Pub Date: Oct. 15th, 1963
Publisher: Little, Brown

Surely here is one of the most extraordinary of the participants in the French Resistance. Jacques Lusseyran was totally blinded in an accident at the age of seven. Owing to his parents' sympathetic awareness of his need to be accepted in a world of sighted people, he learned to live a normal life. He was a brilliant student and had a wide circle of friends when, during the first Nazi spring in Paris, he experienced intense revulsion at the cruelties inflicted upon Jews and other ""undesirables"", and transformed his friends into lieutenants in a resistance movement. He was seventeen years old.

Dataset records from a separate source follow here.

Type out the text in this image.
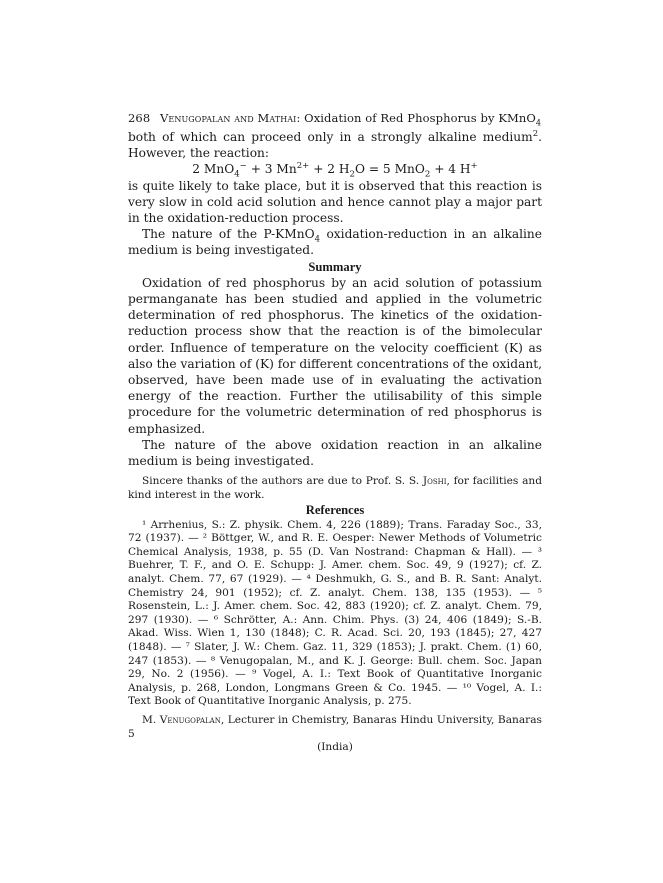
268 Venugopalan and Mathai: Oxidation of Red Phosphorus by KMnO$_4$

both of which can proceed only in a strongly alkaline medium$^2$. However, the reaction:

2 MnO$_4$− + 3 $Mn^{2+} + 2$ $H_2O = 5$ MnO$_2$ + 4 H+

is quite likely to take place, but it is observed that this reaction is very slow in cold acid solution and hence cannot play a major part in the oxidation-reduction process.

The nature of the P-KMnO$_4$ oxidation-reduction in an alkaline medium is being investigated.

Summary

Oxidation of red phosphorus by an acid solution of potassium permanganate has been studied and applied in the volumetric determination of red phosphorus. The kinetics of the oxidation-reduction process show that the reaction is of the bimolecular order. Influence of temperature on the velocity coefficient (K) as also the variation of (K) for different concentrations of the oxidant, observed, have been made use of in evaluating the activation energy of the reaction. Further the utilisability of this simple procedure for the volumetric determination of red phosphorus is emphasized.

The nature of the above oxidation reaction in an alkaline medium is being investigated.

Sincere thanks of the authors are due to Prof. S. S. Joshi, for facilities and kind interest in the work.

References

¹ Arrhenius, S.: Z. physik. Chem. 4, 226 (1889); Trans. Faraday Soc., 33, 72 (1937). — ² Böttger, W., and R. E. Oesper: Newer Methods of Volumetric Chemical Analysis, 1938, p. 55 (D. Van Nostrand: Chapman & Hall). — ³ Buehrer, T. F., and O. E. Schupp: J. Amer. chem. Soc. 49, 9 (1927); cf. Z. analyt. Chem. 77, 67 (1929). — ⁴ Deshmukh, G. S., and B. R. Sant: Analyt. Chemistry 24, 901 (1952); cf. Z. analyt. Chem. 138, 135 (1953). — ⁵ Rosenstein, L.: J. Amer. chem. Soc. 42, 883 (1920); cf. Z. analyt. Chem. 79, 297 (1930). — ⁶ Schrötter, A.: Ann. Chim. Phys. (3) 24, 406 (1849); S.-B. Akad. Wiss. Wien 1, 130 (1848); C. R. Acad. Sci. 20, 193 (1845); 27, 427 (1848). — ⁷ Slater, J. W.: Chem. Gaz. 11, 329 (1853); J. prakt. Chem. (1) 60, 247 (1853). — ⁸ Venugopalan, M., and K. J. George: Bull. chem. Soc. Japan 29, No. 2 (1956). — ⁹ Vogel, A. I.: Text Book of Quantitative Inorganic Analysis, p. 268, London, Longmans Green & Co. 1945. — ¹⁰ Vogel, A. I.: Text Book of Quantitative Inorganic Analysis, p. 275.

M. Venugopalan, Lecturer in Chemistry, Banaras Hindu University, Banaras 5

(India)
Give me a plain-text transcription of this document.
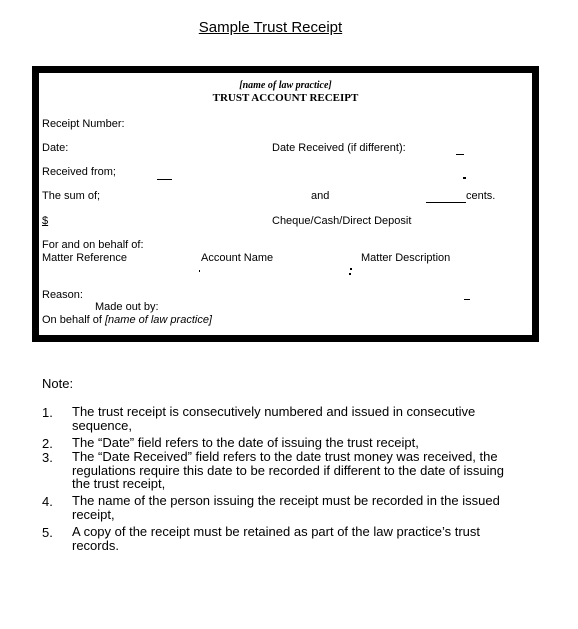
Sample Trust Receipt
[name of law practice]
TRUST ACCOUNT RECEIPT
Receipt Number:
Date:	Date Received (if different):
Received from;
The sum of;	and	cents.
$	Cheque/Cash/Direct Deposit
For and on behalf of:
Matter Reference	Account Name	Matter Description
Reason:
Made out by:
On behalf of [name of law practice]
Note:
1. The trust receipt is consecutively numbered and issued in consecutive sequence,
2. The “Date” field refers to the date of issuing the trust receipt,
3. The “Date Received” field refers to the date trust money was received, the regulations require this date to be recorded if different to the date of issuing the trust receipt,
4. The name of the person issuing the receipt must be recorded in the issued receipt,
5. A copy of the receipt must be retained as part of the law practice’s trust records.
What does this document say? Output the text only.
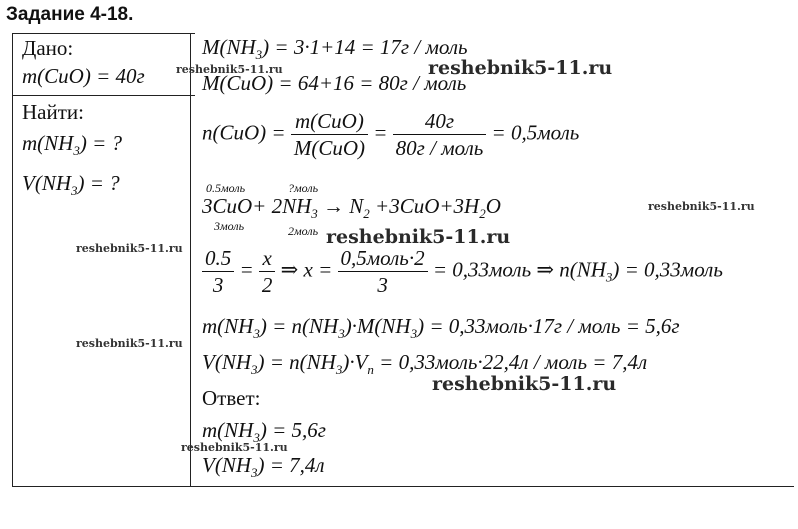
Задание 4-18.
Дано:
m(CuO) = 40г
Найти:
$m(NH_3)$ = ?
$V(NH_3)$ = ?
$M(NH_3) = 3\cdot 1+14 = 17г$ / моль
M(CuO) = 64+16 = 80г / моль
$n(CuO) = \frac{\text{m(CuO)}}{\text{M(CuO)}} = \frac{40г}{\text{80г / моль}}$ = 0,5моль
0.5моль	?моль
$3CuO+ 2NH_3 \to N_2 +3CuO+3H_2O$
3моль	2моль
$\frac{0.5}{3} = \frac{x}{2}$ ⇒ $x = \frac{\text{0,5моль·2}}{3}$ = 0,33моль ⇒ $n(NH_3)$ = 0,33моль
$m(NH_3) = n(NH_3)\cdot M(NH_3)$ = 0,33моль·17г / моль = 5,6г
$V(NH_3) = n(NH_3)\cdot V_n$ = 0,33моль·22,4л / моль = 7,4л
Ответ:
$m(NH_3) = 5,6г$
$V(NH_3) = 7,4л$
reshebnik5-11.ru	reshebnik5-11.ru
reshebnik5-11.ru
reshebnik5-11.ru
reshebnik5-11.ru
reshebnik5-11.ru
reshebnik5-11.ru
reshebnik5-11.ru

At the beginning, they circulated a secret newspaper, but in time the organization grew and then affiliated itself with other underground groups dedicated to aiding fugitives, downed Allied airmen, etc., escape. Lusseyran's handicap became a blessing for he was accustomed to relying on his memory rather than written records, and his special status as a blind person had given him an invaluable sixth sense about people. Still, in July of 1943, he and a dozen close co-workers were betrayed and sent to Buchenwald. He alone survived. More striking even than the author's conquest of his handicap, endurance in the face of suffering, restraint in recounting iniquity, is the strong spirit of optimism and joy in life that pervades this story of real and metaphorical darkness.